Writers need to be aware that timing in animation is quicker than in live action. This impacts on the way characters move, the way scenes are constructed, and, sometimes, on the way the film is cut. People don’t amble in animation. If there is a scene of a couple ambling along a riverbank, you know this is merely a setup to lull you into a feeling of false security before Godzilla rises from the water, a spaceship drops onto their heads, or they get struck by lightning. In any sort of screenwriting, it is best to avoid scenes and action that do not move the story forward. This is even more true of animation. Long panning shots of rolling countryside, scenes of beautiful sunsets, scenes where characters travel from one place to another, riding across the range on horseback, or driving along the motorway are rarely seen in animation. The same with scenes where people swap platitudes, or go fishing, play chess, etc.. There are lots of reasons for this. Paintings and computer generated images do not have the depth and beauty of a magnificently shot landscape. Animation is also expensive. Why spend money on travelling, which you could spend on gags or action, on something that moves the story forward? The basic rule is: Get into scenes at the last possible moment. Get out of scenes at the first possible moment.
We have all seen animated shows for young children where cute animal characters sail along the river, while others call from the bank, saying Hello, How Are you? and Happy Birthday! I hate this sort of writing, with no conflict, no character and serious expense. I want to start the scene with the confrontation inside the Water Rat’s house where he says There’s no way I’m coming to your birthday party! If I was writing a scene where cute animals sail happily along a river, there would be Niagara Falls just around the corner!

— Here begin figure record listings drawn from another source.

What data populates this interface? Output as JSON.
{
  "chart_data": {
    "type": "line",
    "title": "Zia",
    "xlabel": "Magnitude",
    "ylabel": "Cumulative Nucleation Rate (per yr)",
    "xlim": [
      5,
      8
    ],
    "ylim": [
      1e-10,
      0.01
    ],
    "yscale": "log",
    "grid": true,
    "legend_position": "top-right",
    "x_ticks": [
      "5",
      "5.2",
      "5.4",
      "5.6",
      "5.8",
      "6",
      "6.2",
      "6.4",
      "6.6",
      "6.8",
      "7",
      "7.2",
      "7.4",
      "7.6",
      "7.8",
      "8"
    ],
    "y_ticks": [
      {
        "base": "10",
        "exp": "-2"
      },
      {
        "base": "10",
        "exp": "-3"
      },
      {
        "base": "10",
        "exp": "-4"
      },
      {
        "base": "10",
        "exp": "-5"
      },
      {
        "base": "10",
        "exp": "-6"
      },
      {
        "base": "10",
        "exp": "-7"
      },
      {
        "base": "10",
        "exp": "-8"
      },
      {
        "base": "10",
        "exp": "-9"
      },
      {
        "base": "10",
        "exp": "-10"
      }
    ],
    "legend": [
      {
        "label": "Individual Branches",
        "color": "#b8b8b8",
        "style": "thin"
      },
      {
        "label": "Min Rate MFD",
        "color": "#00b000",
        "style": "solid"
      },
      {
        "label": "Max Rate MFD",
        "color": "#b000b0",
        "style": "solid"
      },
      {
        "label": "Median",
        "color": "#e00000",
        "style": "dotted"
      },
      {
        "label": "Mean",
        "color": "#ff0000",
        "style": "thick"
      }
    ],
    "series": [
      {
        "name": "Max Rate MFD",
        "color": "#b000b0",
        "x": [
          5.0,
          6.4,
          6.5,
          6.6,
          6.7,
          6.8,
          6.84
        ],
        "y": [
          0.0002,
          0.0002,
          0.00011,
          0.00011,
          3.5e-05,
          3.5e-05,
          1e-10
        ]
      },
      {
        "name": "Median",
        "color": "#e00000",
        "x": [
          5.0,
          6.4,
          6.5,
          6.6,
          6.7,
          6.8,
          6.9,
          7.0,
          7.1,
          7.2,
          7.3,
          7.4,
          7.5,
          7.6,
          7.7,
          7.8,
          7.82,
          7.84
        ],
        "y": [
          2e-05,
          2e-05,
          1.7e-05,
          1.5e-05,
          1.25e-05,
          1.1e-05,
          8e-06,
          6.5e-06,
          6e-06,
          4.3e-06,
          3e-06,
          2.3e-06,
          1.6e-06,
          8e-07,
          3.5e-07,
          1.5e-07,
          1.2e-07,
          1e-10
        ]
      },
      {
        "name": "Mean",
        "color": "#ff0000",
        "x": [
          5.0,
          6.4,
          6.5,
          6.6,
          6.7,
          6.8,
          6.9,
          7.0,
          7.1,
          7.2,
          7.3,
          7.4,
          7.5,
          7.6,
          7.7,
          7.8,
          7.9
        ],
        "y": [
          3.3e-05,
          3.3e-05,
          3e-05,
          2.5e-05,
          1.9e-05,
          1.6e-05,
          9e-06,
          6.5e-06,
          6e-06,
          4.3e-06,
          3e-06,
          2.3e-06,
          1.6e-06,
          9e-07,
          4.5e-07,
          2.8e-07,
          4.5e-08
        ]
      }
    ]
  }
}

We’ve already talked about keeping dialogue to a minimum. When constructing a scene, we don’t need to see people entering or leaving a room, saying hello or introducing themselves. This is an unnecessary expense and will slow up the storytelling. If you need to build the scene, then do it with bold, but sharp pieces of action, and if necessary, dialogue. Try to avoid scenes where everyone has to have his say. Concentrate on one or two characters to carry dialogue and action.
On the page, an animation script is longer than its live action equivalent. You usually count a page and a half (and sometimes more) for every minute shot because, for reasons that I have already explained, you need more description. A scene that lasts a minute, i.e. a page and a half, would feel extremely long, and I would advise trying to keep most scenes a lot shorter than this.
It is quite usual, especially in 2D shows, for the producer or director to stipulate how many shots he wants you to write in an episode. This is usually for budgetary reasons. In a 2D show, every shot needs its own painted background, and the director will know exactly how many he can afford. Sometimes this is for creative reasons. Action adventure shows often require fast cutting, and the director will want to encourage you to keep up the pace of the action. A preschool show might require an average of about twelve shots a minute, action adventure shows will demand a lot more than this. Obviously, these need to be a mix of short and longer shots, geared to the pacing of your story. There is nothing more monotonous than a show that changes shot regularly every 5 seconds.